Dream

Andrea Pazienza

  • Technique: Scanned image on plastic

  • Date: 1982 (reproduced in 2020)

  • Size: mm 850 x 600

  • Location: Section 1 (“Genius Loci”)

Find out more

Dream

Andrea Pazienza

Andrea Pazienza’s artistic talent manifested itself at a very young age, and recognition quickly followed. The first recognition that we have record of was achieved in Grottammare, when he was just fourteen years old. He was awarded a painting prize reserved for those under fifteen. This initial success was followed by more victories, participation with his paintings in collective exhibitions, and at the age of seventeen, in December 1973, his first solo exhibition. It was hosted at the Guglielmi Art Gallery in San Benedetto del Tronto, the town where he was born on May 23, 1956. At the time, Pazienza was attending an art high school in Pescara, with plans to continue his studies in Bologna. Within a few years, he would make the decision to set aside painting and opt for the more “popular” art of comics.
Through the expressive medium for which he became famous, Pazienza evoked his birthplace’s “lungomare” (he was indeed born in a house facing the Adriatic Sea) on multiple occasions. This stretch of coastline represented a “lesser” geographical trajectory determined by fate and choices. As he stated in a television interview with Clive Malcolm Griffiths not long before his death (he passed away on June 16, 1988, in Montepulciano, Tuscany, at the age of just 32), comparing his provincial Italian experience with the highly exotic journey of the great cartoonist Hugo Pratt:

It’s all a fake life. There’s Pratt, born who knows where, to a gypsy mother, an Irish father, who’s been to Patagonia; he lived in Argentina during a very fertile period. And then there’s me, just like this, you know? I was born on the seafront of San Benedetto, I moved to Puglia, but... This seafront, this Puglia of the 1960s, Bologna in the 1970s, Tuscany today: in the end, it’s a much smaller picture, but it resembles these grand designs. It’s fake, it’s fake here too.

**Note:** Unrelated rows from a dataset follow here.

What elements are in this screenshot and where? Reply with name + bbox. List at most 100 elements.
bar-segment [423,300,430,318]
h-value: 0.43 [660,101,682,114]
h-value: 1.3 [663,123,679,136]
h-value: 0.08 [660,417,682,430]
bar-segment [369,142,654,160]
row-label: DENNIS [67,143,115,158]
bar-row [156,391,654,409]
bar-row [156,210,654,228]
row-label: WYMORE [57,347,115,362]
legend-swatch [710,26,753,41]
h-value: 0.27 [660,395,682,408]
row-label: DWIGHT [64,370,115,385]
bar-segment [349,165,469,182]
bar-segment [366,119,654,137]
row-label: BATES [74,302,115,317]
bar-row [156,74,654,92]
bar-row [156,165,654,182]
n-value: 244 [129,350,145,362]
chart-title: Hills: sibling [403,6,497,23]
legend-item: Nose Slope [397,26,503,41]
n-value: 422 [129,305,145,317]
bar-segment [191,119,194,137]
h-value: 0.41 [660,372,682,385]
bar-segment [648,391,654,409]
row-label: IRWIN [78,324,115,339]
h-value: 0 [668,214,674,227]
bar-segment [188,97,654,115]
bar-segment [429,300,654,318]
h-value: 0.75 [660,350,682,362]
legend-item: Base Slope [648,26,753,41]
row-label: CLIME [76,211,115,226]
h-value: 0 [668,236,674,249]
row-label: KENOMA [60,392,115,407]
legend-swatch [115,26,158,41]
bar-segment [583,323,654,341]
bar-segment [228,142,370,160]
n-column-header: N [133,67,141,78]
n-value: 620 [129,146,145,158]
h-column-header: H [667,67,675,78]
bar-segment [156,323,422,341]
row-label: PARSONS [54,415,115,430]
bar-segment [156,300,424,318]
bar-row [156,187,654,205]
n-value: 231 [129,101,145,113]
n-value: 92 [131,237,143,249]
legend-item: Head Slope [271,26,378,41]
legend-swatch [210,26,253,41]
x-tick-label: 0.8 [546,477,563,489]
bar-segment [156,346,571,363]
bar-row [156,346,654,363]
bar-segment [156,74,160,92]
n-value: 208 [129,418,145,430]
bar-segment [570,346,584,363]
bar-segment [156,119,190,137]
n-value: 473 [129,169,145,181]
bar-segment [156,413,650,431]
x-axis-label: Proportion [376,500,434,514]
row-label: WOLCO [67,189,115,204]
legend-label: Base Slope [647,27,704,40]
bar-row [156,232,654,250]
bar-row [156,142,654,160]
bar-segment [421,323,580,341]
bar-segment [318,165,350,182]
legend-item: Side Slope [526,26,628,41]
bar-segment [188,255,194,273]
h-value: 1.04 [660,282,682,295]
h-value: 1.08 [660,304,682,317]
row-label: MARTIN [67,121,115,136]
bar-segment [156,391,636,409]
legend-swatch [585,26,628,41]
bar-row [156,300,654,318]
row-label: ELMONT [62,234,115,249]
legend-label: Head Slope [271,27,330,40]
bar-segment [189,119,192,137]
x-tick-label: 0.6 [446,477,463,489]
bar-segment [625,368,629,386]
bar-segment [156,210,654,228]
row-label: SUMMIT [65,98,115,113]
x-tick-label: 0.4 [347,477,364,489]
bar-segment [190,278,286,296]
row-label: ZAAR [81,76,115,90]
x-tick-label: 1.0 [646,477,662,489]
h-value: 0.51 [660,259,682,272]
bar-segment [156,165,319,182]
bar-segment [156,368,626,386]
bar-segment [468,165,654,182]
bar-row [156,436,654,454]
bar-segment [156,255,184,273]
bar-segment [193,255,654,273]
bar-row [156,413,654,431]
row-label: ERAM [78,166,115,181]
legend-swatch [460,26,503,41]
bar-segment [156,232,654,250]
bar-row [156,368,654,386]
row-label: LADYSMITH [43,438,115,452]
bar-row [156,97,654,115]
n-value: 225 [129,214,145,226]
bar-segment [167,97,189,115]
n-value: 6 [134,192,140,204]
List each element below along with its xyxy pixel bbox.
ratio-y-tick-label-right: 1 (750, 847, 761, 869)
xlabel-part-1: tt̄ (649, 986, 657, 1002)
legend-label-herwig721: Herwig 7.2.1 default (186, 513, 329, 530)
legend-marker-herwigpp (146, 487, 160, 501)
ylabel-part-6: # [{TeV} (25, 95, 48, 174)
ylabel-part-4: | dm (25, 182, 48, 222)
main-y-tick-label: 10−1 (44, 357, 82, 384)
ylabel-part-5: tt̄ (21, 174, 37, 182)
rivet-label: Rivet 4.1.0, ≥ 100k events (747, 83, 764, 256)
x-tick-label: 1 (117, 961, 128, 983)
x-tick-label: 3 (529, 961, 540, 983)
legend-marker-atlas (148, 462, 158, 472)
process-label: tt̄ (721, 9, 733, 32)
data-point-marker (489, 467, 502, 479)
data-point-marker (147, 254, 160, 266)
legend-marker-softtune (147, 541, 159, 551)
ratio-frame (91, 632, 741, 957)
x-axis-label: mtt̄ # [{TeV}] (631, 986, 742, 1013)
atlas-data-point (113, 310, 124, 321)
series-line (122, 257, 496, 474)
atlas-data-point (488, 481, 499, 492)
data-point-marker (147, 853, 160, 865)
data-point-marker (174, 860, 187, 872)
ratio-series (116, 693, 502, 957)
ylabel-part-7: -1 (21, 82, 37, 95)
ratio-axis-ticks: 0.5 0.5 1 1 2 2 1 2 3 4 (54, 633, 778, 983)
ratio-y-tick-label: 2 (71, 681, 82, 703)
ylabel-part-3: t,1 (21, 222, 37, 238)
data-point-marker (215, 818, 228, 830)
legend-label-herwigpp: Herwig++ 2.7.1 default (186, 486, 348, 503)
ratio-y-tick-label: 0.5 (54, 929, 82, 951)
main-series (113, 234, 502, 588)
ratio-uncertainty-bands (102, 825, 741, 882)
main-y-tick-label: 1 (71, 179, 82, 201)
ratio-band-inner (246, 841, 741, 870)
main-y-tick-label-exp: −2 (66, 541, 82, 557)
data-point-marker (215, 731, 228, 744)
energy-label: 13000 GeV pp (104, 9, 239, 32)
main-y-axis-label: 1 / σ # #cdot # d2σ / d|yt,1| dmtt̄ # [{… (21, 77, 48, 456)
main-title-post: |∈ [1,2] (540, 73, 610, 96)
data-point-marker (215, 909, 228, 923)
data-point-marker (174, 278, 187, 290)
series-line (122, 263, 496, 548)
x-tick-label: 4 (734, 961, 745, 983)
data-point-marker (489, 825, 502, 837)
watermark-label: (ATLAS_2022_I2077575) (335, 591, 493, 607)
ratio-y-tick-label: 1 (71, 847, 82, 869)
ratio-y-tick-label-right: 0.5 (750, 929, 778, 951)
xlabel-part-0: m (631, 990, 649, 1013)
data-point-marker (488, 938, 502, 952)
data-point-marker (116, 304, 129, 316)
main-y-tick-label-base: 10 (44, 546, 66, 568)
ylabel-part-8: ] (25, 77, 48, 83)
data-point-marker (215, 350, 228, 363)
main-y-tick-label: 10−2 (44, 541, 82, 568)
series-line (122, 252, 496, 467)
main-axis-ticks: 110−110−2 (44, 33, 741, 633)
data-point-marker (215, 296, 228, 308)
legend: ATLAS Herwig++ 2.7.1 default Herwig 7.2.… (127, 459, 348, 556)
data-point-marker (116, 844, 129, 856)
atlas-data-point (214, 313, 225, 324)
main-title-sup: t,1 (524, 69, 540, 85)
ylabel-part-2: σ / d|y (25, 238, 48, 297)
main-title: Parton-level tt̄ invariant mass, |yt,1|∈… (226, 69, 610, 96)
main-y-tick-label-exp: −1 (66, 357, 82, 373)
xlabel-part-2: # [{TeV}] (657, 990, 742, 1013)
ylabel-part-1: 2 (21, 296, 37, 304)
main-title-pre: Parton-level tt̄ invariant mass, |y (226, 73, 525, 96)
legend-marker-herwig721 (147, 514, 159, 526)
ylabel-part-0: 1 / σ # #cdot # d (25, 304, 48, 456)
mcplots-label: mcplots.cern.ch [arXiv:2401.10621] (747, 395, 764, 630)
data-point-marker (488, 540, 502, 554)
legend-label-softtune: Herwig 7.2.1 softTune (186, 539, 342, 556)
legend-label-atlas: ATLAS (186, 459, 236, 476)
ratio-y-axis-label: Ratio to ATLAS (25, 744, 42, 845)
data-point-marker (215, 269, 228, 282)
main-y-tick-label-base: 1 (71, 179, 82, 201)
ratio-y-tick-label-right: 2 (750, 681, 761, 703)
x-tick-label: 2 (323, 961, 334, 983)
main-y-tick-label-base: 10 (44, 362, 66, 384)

A moment of this fabrication – perhaps to be understood as an ironic transfiguration of reality, but also, simultaneously, in the light of the painful need for an impossible authenticity – is explicitly represented in a comic strip titled “Sogno” (Dream), published in 1982 in the “Linus” magazine. It recounts a small dream-like experience set in the most familiar waters imaginable, those of the sea opposite his birthplace. It begins as follows:

I had a dream:
I dreamt that I set off from San Benedetto
with a rowboat in the oil sea
nine in the morning

In the shallow waters typical of the area, the dreamer catches sight of “the eyes of the razor clams” peering from the sand. The water “combs his fingers”, and, seen from this perspective, the town seems like a phantom “republic of palms and skittles”. The second stage corresponds to a second sandbank, where the protagonist lingers lazily (“I, who had a breakfast of croissants, row one stroke and then another”) and from which he places summer tourists within the frame, characterised by a “woman from Milan” standing on the beach. Further marine and convivial elements then enter the sunny and relaxed scene, leading up to the traumatic disruption of the idyll in the finale. Without interruption (and without stopping at the stop sign, as decorum would normally dictate), it envisions a dog being hit by a Fiat 131:

I dreamed that the water smelled of currents, and there was nothing but
a languor of hills and restaurant prospects, when I’ll
sit here, I’ll sit here,
and the dog crosses
the bakery clearing at a run,
emerging from a belt of reeds 
(STOP, THAT’S FINE)
and gets crushed under a one-thirty-one.